Gold climbs to $1,312.20 an ounce after third day of gains

August 10, 2013

NEW YORK (Aug 10) Gold continues to benefit from heated speculation of an imminent surge in Chinese demand with the Comex recording its third consecutive session of gains Friday.

The yellow metal retained the gains it made Thursday with most actively-traded contract, gold for December delivery, going as high as $1,316.50 per ounce in intraday trading -- higher than the session high of $1,313.80 reached the day before -- from a prior settle of $1,309.90 per ounce. The yellow metal eventually closed the session at $1,312.20, for a gain of $2.30 over the course of the day's trading.

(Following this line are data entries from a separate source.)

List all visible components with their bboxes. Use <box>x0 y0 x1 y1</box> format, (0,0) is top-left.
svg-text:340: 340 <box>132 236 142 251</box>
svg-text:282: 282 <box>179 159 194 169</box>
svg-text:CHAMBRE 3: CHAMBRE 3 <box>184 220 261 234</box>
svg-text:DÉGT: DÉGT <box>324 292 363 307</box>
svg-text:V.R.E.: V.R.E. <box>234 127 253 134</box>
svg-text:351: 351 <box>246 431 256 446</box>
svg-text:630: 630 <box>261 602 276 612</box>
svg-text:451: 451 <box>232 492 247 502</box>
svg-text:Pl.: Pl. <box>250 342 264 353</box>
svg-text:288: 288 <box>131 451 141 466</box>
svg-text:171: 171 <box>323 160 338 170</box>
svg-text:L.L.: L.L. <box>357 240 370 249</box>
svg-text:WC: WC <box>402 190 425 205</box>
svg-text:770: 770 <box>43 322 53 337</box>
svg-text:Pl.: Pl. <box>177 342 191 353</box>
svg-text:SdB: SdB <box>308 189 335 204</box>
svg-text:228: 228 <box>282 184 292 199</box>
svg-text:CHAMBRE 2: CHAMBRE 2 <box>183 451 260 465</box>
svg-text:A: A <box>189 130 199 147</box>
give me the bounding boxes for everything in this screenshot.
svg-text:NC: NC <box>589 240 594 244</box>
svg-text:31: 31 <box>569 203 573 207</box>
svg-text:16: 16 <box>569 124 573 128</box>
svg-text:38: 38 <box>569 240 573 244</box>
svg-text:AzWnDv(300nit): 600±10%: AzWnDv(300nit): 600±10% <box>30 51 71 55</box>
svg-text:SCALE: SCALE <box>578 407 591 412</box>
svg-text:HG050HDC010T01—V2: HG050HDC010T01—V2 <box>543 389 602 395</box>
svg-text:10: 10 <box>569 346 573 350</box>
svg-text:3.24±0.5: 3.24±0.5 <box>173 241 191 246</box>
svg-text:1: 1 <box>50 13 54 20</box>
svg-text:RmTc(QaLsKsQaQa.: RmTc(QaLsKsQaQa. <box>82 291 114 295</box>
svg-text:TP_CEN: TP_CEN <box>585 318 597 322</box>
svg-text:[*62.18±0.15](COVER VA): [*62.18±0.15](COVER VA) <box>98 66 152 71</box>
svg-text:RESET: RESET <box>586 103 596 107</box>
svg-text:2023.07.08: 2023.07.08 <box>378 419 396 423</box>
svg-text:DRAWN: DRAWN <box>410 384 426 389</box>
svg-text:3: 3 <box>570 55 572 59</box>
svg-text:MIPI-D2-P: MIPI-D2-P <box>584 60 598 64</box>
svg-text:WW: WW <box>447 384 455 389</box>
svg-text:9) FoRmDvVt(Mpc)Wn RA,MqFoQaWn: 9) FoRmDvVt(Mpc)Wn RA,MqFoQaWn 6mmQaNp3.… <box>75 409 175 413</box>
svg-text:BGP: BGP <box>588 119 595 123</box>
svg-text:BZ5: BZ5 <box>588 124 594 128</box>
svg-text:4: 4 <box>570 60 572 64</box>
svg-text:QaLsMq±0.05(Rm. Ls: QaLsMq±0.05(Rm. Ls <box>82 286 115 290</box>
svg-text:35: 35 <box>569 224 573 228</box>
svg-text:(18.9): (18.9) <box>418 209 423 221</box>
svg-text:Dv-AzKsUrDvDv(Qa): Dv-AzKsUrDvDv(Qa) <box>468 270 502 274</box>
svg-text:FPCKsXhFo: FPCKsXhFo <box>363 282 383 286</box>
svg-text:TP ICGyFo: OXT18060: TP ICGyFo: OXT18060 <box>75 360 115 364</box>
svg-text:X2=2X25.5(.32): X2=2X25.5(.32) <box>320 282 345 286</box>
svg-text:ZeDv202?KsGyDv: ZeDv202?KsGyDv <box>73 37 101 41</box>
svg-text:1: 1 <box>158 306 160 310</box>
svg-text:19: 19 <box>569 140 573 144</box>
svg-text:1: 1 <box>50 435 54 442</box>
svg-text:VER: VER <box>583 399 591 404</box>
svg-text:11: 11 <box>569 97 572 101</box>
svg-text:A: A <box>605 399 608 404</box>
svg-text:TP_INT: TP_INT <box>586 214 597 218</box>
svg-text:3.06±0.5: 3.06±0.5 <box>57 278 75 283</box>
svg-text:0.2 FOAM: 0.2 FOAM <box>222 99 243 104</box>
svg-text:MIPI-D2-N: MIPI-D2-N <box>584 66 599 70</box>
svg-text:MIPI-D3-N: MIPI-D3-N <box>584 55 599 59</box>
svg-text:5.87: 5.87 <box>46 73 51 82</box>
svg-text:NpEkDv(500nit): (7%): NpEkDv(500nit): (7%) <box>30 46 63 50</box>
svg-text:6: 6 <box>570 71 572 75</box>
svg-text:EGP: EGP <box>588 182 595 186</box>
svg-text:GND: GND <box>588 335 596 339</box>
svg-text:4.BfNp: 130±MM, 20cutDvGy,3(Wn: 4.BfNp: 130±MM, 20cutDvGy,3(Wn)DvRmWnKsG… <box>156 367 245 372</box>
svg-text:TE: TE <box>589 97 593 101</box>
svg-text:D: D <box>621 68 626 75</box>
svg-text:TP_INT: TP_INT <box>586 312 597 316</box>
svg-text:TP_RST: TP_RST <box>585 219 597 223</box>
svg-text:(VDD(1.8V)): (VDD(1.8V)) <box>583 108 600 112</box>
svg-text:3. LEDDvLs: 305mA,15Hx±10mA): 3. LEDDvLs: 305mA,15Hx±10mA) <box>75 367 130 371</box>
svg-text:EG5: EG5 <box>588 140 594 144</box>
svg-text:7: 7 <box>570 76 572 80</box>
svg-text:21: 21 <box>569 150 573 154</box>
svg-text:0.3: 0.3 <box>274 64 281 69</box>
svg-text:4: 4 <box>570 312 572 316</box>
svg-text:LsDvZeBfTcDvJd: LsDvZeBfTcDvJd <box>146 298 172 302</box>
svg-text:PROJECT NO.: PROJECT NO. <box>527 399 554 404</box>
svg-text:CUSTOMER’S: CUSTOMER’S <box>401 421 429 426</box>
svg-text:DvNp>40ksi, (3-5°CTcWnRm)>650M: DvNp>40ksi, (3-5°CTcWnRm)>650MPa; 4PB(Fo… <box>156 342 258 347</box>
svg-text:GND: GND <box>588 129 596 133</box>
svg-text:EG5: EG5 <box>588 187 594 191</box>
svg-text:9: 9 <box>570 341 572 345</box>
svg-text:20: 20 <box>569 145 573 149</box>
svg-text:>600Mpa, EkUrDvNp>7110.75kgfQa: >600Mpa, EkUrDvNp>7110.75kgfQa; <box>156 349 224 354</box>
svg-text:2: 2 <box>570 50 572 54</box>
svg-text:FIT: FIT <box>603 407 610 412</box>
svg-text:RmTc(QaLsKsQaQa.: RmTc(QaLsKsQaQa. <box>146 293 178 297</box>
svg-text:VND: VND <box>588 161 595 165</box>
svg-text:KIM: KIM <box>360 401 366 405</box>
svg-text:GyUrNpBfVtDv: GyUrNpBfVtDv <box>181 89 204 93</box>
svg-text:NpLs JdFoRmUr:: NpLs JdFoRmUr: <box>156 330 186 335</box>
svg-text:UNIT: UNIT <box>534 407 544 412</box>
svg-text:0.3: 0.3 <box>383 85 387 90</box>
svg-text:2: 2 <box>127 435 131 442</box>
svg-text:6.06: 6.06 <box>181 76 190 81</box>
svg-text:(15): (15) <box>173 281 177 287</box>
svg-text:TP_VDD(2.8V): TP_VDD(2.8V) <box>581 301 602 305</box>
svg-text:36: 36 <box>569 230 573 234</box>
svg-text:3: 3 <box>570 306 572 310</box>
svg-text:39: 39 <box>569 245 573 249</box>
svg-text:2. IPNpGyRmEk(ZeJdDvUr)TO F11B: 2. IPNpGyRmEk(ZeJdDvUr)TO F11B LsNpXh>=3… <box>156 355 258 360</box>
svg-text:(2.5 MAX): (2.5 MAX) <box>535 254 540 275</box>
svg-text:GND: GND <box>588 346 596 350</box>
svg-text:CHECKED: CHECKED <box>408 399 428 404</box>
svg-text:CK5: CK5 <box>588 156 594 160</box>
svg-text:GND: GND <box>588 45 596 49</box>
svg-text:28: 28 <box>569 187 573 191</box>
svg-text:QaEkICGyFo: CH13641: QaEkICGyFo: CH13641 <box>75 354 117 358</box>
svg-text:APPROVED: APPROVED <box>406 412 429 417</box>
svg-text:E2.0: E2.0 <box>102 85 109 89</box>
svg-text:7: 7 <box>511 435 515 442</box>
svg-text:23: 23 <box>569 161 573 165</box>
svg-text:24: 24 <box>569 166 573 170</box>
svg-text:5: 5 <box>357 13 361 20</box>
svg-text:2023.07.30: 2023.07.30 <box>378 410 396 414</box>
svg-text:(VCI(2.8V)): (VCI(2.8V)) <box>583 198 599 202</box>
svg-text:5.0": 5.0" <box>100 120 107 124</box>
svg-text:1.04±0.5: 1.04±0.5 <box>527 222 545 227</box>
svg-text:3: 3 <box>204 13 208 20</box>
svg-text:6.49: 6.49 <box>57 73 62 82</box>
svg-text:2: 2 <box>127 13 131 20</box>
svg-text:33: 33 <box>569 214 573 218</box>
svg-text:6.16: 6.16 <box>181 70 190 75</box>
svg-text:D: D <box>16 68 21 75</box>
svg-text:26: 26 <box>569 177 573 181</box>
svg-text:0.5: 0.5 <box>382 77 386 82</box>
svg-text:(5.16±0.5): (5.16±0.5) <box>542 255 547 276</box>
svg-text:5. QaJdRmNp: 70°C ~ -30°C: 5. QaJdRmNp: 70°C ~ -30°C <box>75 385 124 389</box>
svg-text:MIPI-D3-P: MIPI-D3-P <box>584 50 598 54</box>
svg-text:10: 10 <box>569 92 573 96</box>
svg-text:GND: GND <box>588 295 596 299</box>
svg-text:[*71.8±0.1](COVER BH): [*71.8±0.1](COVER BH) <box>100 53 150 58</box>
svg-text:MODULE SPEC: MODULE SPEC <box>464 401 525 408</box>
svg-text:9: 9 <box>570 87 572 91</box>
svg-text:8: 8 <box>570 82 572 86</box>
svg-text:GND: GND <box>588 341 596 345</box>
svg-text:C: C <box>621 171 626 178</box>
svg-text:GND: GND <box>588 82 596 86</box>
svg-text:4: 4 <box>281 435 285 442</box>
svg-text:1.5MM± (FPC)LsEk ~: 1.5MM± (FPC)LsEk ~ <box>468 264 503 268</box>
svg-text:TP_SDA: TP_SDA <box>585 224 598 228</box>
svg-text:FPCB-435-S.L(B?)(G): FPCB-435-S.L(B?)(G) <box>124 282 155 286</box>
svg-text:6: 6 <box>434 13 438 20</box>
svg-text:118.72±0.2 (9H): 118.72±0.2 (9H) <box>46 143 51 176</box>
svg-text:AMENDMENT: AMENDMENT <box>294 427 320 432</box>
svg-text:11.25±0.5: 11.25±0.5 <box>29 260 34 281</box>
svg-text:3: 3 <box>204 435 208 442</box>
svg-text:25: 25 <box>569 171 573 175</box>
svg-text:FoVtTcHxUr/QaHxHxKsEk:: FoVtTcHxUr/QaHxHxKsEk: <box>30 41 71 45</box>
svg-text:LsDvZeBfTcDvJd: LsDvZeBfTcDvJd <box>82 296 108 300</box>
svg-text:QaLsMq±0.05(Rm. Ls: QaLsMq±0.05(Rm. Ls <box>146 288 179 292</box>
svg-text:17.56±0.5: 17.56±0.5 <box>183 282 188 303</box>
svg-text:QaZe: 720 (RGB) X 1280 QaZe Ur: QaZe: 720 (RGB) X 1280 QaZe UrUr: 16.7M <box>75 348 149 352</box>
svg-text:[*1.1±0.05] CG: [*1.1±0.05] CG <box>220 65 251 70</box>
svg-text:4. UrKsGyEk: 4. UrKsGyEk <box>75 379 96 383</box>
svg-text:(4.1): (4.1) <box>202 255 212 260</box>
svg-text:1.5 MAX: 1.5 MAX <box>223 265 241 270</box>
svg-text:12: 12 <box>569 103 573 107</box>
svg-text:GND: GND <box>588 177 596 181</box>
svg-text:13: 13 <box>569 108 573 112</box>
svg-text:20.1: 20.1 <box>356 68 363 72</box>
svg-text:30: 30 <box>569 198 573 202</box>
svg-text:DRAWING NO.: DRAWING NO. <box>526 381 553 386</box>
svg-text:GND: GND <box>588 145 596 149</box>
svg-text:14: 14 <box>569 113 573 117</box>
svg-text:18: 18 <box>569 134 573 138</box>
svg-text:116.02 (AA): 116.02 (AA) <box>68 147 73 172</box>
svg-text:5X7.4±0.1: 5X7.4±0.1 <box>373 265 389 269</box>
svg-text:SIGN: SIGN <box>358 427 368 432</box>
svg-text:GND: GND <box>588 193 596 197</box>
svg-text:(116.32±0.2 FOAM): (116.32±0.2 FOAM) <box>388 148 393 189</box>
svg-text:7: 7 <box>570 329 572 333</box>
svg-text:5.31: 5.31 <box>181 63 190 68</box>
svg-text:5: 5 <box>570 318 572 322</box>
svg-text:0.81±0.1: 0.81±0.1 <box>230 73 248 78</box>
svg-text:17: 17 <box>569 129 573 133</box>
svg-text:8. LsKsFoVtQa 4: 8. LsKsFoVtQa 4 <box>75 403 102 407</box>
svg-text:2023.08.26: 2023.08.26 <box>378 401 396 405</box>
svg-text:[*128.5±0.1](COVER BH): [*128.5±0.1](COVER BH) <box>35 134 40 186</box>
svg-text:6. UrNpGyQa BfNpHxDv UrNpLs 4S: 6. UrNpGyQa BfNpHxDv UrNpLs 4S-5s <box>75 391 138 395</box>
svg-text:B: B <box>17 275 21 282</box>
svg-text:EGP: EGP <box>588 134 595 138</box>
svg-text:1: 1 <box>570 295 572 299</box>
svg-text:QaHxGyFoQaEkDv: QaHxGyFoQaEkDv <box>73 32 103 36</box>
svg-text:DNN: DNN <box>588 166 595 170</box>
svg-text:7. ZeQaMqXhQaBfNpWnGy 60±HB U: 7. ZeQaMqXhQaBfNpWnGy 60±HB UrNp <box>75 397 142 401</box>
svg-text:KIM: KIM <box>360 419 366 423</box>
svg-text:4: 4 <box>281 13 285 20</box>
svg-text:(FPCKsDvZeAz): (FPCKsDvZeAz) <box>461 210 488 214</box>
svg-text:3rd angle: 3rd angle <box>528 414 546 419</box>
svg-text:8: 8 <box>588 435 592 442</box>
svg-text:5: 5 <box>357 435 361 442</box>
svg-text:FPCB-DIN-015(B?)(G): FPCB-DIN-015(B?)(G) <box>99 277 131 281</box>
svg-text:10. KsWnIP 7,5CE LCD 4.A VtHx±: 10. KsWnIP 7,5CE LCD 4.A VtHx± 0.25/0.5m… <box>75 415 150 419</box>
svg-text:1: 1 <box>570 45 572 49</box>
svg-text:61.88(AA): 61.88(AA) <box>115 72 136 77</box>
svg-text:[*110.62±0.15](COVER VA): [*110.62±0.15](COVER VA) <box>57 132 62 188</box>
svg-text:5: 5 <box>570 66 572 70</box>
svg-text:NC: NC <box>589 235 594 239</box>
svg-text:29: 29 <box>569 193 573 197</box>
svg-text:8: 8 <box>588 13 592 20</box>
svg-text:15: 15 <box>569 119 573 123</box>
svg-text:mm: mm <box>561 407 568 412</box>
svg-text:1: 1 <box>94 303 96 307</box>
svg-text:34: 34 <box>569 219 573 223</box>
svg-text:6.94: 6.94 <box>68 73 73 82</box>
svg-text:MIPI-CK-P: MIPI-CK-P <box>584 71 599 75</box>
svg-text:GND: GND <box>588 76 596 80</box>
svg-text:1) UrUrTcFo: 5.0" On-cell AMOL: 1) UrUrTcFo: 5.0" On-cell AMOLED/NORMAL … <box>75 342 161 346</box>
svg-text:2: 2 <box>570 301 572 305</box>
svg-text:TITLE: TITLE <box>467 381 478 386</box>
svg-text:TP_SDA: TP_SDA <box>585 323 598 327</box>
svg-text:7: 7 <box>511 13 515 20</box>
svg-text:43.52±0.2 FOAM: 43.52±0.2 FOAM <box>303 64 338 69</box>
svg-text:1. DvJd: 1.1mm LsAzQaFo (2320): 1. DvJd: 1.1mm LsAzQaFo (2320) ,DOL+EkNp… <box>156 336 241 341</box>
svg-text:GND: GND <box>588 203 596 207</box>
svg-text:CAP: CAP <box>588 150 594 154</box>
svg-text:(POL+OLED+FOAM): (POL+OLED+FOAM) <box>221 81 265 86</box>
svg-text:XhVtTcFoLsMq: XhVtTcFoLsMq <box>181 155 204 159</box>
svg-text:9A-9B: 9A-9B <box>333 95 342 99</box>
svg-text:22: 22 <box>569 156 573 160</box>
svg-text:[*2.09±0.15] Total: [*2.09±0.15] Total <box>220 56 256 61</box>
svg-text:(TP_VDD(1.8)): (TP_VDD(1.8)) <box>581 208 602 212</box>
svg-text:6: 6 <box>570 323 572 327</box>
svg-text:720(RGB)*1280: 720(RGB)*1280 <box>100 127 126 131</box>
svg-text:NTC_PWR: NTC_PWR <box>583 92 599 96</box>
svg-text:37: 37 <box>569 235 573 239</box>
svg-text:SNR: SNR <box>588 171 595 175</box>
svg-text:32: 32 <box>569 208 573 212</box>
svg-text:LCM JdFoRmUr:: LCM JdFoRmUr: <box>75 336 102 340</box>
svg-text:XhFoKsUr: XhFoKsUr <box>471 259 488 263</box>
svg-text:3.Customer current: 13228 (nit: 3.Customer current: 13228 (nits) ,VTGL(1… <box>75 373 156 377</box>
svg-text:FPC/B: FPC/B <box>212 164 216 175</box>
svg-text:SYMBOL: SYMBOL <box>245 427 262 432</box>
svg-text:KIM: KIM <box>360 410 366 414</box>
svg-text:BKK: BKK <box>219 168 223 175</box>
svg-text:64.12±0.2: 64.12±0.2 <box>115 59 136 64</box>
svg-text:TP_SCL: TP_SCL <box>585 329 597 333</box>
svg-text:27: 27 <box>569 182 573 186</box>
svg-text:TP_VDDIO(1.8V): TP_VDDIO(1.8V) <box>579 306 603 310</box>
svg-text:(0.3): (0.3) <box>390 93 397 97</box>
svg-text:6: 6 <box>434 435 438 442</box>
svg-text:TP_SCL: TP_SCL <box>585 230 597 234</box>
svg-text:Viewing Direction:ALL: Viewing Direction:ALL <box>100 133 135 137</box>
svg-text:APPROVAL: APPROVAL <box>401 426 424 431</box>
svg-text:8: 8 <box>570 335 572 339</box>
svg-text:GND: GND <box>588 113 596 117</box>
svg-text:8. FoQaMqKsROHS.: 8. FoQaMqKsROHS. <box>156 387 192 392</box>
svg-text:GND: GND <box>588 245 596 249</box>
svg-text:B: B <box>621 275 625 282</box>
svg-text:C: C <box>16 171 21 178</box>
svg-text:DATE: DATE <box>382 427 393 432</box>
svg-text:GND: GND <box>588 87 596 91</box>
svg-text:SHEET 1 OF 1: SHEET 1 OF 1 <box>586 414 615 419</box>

Bullion’s revival of fortunes owes much to data indicating improved industrial output from the Asian giant for the month of July, with factory production up 9.7 per cent year-on-year according to the National Bureau of Statistics. The measure provides encouraging indications of China’s trajectory, and thus the purchasing power of the Chinese retail gold buyer.

The new figures come the day after data revealing growth of both imports and exports for China at greater rates than anticipated, taken as a sign the economic superpower may be emerging from the slowdown of the first half of the year.

Upbeat Chinese data is always balm to a troubled metal, as the country is the world’s number 2 consumer of retail gold, and the only customer before it – India – has severely restricted access via the recent provision of laws designed to curb gold’s consumption.

Another factor sure to have underpinned the day’s trajectory would have to be the news from South African miners that gold production fell over 14 per cent in the month of June, attributable to labour strife. Mining production figures for the month were down 6.2 per cent year-on-year, with gold contributing -2.3 per cent to the diminished figures. The new figures are a reflection of a series of incidents clustered around labour relations that have observers speaking darkly of a possible end to gold production in the country altogether.

Meanwhile, domestically, the question dominating investors’ thinking concerns the timing of tapering – that end to the Federal Reserve’s campaign of monetary easing that is anticipated to come sometime this year. A series of comments from various high-ranking Fed policy-makers has investors thinking the end to easy money could be just around the corner, and with that prospect comes a diminution of the usefulness of gold, ever the hedge in inflationary times.